In künstliche Hüllen gesperrt

Mann liegt viel in Wehen: mit Werkzeugen und mit seiner "Performance" (Leistungsdarstellung) vor seinesgleichen. Er baut die Konkurrenz aus, bis sie ihn in Krisen führt, in Krieg und Kollaps.

Der Uterusneid wird bei In Spite of Wishing and Wanting nicht direkt angesprochen, wohl aber das übliche Getue in Männerritualen.

In dem Stück tritt keine einzige Tänzerin auf. Über den Ausschluss der Frau verweist Vandekeybus unter anderem darauf, dass der kulturell genormte Mann der Frau symbolisch beweisen will, den größeren zu haben – Uterus nämlich. Wenn er sie in künstliche Hüllen sperrt: ins Haus oder in materielle Abhängigkeiten.

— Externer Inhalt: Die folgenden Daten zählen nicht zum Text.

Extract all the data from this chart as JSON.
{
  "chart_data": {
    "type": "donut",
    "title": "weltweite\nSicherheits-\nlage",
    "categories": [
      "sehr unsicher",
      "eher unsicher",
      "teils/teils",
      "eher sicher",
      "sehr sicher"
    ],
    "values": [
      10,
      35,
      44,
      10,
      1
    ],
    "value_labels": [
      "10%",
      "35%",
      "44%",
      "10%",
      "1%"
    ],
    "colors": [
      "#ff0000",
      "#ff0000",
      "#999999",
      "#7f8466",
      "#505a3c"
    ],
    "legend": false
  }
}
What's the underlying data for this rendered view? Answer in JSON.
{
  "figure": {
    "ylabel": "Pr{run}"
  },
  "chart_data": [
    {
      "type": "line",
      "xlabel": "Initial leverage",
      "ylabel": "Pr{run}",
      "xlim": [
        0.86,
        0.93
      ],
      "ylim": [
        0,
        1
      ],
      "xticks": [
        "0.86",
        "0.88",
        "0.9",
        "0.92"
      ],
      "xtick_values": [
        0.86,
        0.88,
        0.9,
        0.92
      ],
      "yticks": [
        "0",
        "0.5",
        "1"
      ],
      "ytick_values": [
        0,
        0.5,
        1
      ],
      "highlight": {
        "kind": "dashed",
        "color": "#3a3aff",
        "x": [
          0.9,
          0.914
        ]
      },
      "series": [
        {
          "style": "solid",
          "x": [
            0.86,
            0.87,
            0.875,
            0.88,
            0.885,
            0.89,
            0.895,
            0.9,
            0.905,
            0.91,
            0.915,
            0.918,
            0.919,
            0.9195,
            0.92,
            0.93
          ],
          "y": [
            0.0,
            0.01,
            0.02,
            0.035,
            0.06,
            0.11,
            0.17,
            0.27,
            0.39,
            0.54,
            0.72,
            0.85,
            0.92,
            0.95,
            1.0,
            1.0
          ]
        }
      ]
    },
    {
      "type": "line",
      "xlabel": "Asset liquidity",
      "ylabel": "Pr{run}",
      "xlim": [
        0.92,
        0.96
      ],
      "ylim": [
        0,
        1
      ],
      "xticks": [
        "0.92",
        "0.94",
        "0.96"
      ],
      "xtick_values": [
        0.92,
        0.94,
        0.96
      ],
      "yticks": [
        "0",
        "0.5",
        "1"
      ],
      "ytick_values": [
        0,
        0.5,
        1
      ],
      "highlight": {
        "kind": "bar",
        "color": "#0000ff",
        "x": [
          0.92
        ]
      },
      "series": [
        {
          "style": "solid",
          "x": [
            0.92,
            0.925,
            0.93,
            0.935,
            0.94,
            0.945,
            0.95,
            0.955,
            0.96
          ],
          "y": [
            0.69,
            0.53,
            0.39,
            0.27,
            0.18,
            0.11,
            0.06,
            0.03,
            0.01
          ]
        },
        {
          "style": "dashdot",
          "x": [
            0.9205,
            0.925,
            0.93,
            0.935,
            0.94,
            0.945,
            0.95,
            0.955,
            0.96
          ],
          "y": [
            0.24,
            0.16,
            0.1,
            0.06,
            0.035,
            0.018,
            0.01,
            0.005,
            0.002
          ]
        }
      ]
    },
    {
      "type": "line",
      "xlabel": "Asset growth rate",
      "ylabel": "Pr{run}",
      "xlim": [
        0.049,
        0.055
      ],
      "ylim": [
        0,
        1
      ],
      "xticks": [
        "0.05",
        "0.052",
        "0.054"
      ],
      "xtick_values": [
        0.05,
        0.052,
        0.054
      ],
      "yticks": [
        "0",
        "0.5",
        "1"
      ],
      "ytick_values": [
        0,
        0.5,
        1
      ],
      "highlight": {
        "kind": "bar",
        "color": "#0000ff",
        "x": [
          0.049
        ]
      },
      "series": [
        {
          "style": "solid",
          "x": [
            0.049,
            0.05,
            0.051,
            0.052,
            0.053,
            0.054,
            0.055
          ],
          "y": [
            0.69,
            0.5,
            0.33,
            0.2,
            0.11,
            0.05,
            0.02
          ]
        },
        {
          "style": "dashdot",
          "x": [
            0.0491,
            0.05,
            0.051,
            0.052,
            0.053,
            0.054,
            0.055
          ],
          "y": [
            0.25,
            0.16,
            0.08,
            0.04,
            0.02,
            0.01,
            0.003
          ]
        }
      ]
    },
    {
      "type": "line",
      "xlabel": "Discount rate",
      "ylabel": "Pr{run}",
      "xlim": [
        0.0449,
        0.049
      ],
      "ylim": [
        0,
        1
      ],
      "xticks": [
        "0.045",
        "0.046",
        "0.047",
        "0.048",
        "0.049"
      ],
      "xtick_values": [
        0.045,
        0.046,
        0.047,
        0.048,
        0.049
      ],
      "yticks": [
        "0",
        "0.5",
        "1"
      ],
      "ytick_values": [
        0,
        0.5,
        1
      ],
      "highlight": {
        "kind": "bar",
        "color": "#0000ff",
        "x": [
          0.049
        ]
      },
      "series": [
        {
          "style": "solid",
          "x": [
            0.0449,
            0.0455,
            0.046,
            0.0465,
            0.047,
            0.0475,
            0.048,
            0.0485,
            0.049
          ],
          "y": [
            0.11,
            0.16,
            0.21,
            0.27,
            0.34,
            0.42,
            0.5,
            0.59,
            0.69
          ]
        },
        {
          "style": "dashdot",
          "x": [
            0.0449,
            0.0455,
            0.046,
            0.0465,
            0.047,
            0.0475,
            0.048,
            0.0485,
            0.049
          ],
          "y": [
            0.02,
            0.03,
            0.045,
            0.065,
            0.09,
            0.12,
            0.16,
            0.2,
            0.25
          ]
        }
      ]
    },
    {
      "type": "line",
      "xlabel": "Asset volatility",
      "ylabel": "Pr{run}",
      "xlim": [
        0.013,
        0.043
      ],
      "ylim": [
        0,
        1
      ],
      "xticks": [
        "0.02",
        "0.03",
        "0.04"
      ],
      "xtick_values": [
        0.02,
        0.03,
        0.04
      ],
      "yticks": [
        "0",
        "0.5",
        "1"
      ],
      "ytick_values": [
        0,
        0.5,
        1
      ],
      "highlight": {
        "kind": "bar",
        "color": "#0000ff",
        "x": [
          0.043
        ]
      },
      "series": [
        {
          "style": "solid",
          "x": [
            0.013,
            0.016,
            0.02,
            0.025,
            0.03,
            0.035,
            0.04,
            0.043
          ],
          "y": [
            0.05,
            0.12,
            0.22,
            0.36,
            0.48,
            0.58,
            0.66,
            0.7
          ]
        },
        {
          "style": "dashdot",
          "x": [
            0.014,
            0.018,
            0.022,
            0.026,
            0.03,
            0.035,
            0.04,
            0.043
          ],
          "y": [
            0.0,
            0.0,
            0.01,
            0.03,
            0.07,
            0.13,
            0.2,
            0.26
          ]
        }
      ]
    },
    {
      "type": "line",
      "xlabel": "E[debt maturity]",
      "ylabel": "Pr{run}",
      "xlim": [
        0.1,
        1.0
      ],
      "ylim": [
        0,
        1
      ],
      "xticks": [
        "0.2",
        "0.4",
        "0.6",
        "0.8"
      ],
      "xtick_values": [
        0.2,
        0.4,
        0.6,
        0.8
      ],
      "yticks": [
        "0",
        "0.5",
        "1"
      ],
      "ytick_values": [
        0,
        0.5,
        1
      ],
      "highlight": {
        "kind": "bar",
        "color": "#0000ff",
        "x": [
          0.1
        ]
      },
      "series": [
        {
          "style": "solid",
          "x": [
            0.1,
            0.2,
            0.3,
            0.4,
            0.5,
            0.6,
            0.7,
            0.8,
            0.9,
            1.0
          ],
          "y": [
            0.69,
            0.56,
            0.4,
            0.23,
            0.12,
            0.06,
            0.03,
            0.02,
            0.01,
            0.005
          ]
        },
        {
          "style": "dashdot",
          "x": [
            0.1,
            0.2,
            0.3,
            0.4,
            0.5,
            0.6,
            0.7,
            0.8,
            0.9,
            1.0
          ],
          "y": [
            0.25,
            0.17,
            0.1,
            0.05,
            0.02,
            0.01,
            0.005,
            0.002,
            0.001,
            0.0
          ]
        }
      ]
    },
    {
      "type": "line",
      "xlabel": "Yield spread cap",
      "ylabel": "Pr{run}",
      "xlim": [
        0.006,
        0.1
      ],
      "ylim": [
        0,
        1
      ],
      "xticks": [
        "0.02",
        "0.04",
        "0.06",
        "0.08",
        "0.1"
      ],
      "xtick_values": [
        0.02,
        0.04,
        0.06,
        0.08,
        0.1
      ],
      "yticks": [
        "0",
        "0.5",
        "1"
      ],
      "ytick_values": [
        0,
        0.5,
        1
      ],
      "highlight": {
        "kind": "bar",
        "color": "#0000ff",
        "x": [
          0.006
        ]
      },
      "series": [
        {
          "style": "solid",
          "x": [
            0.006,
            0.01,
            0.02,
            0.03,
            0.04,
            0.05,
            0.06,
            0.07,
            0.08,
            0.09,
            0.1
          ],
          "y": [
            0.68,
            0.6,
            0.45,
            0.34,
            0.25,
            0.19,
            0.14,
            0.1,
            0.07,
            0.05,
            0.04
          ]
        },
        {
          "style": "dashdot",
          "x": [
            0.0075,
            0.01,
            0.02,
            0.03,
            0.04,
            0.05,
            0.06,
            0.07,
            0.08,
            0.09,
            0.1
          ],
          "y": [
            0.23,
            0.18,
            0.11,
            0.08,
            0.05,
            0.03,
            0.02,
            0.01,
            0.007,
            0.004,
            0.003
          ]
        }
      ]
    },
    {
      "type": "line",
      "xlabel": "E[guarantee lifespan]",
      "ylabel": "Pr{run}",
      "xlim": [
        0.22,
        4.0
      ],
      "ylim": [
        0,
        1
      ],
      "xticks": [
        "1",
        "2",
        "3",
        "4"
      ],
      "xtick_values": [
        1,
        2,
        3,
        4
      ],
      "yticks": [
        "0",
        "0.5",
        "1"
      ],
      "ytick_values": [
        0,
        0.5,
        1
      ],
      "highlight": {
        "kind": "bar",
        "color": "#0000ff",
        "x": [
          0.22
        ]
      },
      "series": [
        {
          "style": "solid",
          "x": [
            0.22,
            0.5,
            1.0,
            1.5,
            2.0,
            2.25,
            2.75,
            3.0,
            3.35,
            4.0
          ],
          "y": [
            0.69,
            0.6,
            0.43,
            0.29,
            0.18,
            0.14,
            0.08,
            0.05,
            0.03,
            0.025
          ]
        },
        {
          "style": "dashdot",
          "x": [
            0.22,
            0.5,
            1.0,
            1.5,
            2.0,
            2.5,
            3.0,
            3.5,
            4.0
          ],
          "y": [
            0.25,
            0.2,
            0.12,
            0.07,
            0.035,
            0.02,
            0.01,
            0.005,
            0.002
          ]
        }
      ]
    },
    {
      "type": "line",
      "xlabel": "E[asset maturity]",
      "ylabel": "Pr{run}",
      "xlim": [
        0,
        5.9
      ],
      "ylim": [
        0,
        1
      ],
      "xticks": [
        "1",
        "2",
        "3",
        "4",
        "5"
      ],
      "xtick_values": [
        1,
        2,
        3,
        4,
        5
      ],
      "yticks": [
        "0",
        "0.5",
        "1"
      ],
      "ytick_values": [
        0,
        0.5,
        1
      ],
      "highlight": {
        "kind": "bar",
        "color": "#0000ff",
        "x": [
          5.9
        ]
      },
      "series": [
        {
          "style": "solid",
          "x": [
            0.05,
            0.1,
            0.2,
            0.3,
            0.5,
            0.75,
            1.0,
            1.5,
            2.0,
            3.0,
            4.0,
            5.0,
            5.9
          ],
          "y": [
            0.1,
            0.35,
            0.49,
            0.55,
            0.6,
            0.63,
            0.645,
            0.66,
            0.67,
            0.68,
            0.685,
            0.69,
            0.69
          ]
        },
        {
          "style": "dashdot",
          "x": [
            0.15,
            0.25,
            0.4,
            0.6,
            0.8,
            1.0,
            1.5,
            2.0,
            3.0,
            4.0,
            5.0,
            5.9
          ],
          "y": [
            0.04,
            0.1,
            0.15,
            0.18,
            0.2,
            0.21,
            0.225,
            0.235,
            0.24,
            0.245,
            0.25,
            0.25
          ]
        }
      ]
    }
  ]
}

Erosion der Geschlechterbilder

Zum Uterusneid existiert offenbar nur wenig psychoanalytische Fachliteratur. Auch auf Google erscheint der Begriff nur 842 Mal ("Penisneid": 66.100 Zähler).

Anne Teresa De Keersmaeker setzt sich mit der Genderfrage in sublimierter Form auseinander, wie bei ihrem Cornet. Ein Vergleich mit Verklärte Nacht, das sie bald bei Impulstanz im Volkstheater zeigt, zahlt sich aus.

Dort wird das Geschlechterverhältnis der romantischen Liebe gemessen. Im Cornet-Stück glüht das Abwägen von Leidenschaften, in der Verklärten Nacht geht es um die Leidenschaft, die ein Abwägen – hier der Protagonistin zwischen zwei Männern – leitet.

Die Weise von Liebe und Tod des Cornets Christoph Rilke ist spannend bis zuletzt. Nicht nur in der gezirkelt dargestellten Erosion der Geschlechterbilder bei den Figuren: De Keersmaeker selbst, der Musikerin Chryssi Dimitriou und dem Tänzer Michaël Pomero. Sondern auch im Verhältnis von Text, Musik und Tanz.

Oskar Werner spricht mit

De Keersmaeker spricht einen Teil des Rilke-Cornet in der Fassung von 1906 selbst. Das tut sie im Duktus der 1984 verstorbenen österreichischen Schauspielerlegende Oskar Werner, die den Cornet wiederholt vorgetragen hat.

So tanzen Rilke und Werner in De Keersmaekers Körper. Zum Teil vor der Projektion des Texts auf den Bühnenhintergrund, zum Teil auch mit dem männlichen Tänzer und zum Dritten mit dem Sound: Dimitrious Querflöte (Salvatore Sciarrino) und dem Knirschen der Körper auf der Tonerde des Bühnenbodens.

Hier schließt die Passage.